(B-52) Extrusion-based 3D printed thiolated gelatin hydrogels for fibrocartilaginous enthesis regeneration

Introduction: The enthesis is a highly organized tissue that transitions between the tendon and the bone and transduces strain between them. Rotator cuff injuries occur at this junction and are treated by mechanically attaching the tendon and bone. In the US, approximately 250,000 rotator cuff surgeries are performed annually, resulting in up to 94% of retears, suggesting a need for new treatment approach [1,2]. Previously, we have developed a biomaterial to treat enthesis injuries, featuring a thiolated-gelatin (Gel-SH) hydrogel interface connecting mineralized collagen (bone) and non-mineralized collagen (tendon) porous scaffolds to dissipate localized strain at the interface effectively [3,4]. Yet, new avenues are needed to investigate whether a spatially controlled material would enhance material’s biological performance. Incorporating mesenchymal stem cells (MSCs) may be beneficial for enthesis repair due to their ability to support enthesis fibrocartilage differentiation and modulate the host immune response. Currently, we are seeking to develop 3D printing approaches to spatially control the integration of MSC-laden hydrogels into porous collagen biomaterials, as this technique allows for fabricating constructs with controlled patterns relevant to specific tissues. We employ Gel-SH hydrogels as the basis for the MSC-laden hydrogel, however, current material properties lead to long crosslinking times and vast rheological variations throughout the bioprinting process. This work proposes the development of a printable hydrogel that will allow for the deposition of patterned cells, investigating Gel-SH kinetics using small amplitude oscillatory rheology (SAOS), and estimate effective 3D printing time limits during crosslinking process.

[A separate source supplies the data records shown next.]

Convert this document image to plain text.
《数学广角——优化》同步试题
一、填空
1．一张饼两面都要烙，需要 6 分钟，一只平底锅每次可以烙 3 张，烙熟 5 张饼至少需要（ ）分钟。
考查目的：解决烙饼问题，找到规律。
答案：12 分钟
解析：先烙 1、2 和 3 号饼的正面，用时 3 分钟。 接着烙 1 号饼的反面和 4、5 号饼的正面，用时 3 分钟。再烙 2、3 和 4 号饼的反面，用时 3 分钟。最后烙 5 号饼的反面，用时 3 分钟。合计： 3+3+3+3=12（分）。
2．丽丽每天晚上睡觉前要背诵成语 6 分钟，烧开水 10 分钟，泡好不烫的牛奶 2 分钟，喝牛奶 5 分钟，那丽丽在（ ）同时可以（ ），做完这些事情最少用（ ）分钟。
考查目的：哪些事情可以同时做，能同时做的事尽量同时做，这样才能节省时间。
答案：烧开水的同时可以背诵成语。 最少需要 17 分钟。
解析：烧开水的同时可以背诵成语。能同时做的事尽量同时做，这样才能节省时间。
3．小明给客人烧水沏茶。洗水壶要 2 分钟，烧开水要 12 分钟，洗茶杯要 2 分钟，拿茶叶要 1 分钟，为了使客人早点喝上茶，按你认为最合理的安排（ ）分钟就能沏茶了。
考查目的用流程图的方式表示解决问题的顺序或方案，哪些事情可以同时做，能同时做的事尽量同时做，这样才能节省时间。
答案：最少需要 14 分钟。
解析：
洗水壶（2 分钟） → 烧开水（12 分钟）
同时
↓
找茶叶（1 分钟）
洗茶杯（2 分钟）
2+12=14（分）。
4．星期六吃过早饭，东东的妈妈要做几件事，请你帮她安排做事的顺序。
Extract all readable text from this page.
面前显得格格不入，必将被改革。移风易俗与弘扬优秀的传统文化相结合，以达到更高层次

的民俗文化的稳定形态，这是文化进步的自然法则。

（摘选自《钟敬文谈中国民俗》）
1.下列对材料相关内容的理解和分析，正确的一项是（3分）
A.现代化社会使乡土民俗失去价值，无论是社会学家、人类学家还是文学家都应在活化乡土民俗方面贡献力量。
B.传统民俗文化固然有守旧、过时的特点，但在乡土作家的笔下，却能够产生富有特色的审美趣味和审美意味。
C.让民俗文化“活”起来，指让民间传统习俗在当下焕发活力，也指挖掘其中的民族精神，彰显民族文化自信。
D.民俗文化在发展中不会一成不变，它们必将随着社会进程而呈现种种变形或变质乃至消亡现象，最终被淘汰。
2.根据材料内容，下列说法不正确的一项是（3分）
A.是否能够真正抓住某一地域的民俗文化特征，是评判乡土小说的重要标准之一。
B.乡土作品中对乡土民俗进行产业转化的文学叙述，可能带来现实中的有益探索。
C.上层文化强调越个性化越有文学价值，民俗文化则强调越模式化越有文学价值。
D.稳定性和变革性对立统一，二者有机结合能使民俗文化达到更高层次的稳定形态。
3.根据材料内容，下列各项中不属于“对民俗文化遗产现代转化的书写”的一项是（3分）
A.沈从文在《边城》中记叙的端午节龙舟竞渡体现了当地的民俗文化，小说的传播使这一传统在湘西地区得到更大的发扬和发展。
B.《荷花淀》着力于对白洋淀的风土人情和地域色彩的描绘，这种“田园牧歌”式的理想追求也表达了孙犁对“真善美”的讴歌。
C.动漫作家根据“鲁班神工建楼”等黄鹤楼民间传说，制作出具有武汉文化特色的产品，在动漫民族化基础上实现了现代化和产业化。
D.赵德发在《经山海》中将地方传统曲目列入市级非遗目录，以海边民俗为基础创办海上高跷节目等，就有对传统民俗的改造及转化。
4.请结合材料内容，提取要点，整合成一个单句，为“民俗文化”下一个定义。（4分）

Materials and Methods: Thiolated gelatin (Gel-SH) was synthesized by substituting primary amines on the gelatin backbone for thiols using Traut’s reagent and lyophilized for 7 days. Gel-SH hydrogels were fabricated by creating disulfide bonds using horseradish peroxidase (HRP) as a catalyst reagent to create phenolic radicals on tyramine, which oxidizes sulfhydryl groups on Gel-SH. 2 mL of 7.5 wt.% Gel-SH hydrogel precursor was loaded into an Anton Paar MCR 302 Rheometer after adding HRP crosslinking solution to perform time sweeps at different frequencies, using 25 mm stainless steel plates at 2% strain, 25 °C, and 1 mm gap to differentiate crosslinking kinetics between functionalized gelatin. 5 mL of 7.5 wt. % Gel-SH was printed (1 bar, 16 mm/s) after starting the crosslinking process using a Bioplotter Manufacturer Series (EnvisionTEC, Germany) to study its printability.


Results, Conclusions, and Discussions:

Preliminary results show that Gel-SH has the potential to be an effective printable bioink. We defined gelation time as the cross point where the elastic modulus (G’) was equal to the loss modulus (G’’) on a time sweep (1 rad/s and 2% strain) and estimated a suitable printing time after iterating. The gelation time for 7.5 wt.% Gel-SH hydrogels was 10 minutes, and its effective printing time was 17 minutes, Figure 1a. 3D printed constructs held up to 4 layers of extrusion without external supports, and printed filaments achieved diameters below 600 µm, Figure 1b. Gel-SH hydrogels exhibited great shape fidelity compared to the designed CAD, making Gel-SH a promising material for 3D bioprinting. Current work seeks to understand Gel-SH hydrogel kinetics to adjust printing settings and achieve higher deposition control via SAOS and steady shear rheology. Using this dynamic material, we envision defining a printability parameter describing the strength-to-mass ratio of an effective bioink. Following this study, we aim to predict suitable printing parameters for cell-seeded materials. We expect changes on cell-seeded Gel-SH hydrogel kinetics, however, we are confident that this first study will establish an approach to define suitable printable conditions, decreasing exhausting iterative printing process and amounts of materials needed. Future work will study MSCs seeded hydrogels viability and metabolic activity after 3D extrusion, to understand materials capacity for cellular protection.

Gel-SH hydrogels exhibit great challenges for 3D bioprinting due to their dynamic crosslinking process. However, its ability to form stable tunable materials via enzymatic-catalyzed reaction makes it a promising material for cell-laden hydrogels. The presented methodology will elucidate a novel strategy for printing dynamic materials, avoiding iterative steps and accelerating the material fabrication process. This study will enable us to tune hydrogel properties and printing conditions, such as gelatin degree of functionalization, temperatures, and concentrations of cell-seeded materials, leading to a biomaterial with the potential of regenerating the enthesis environment.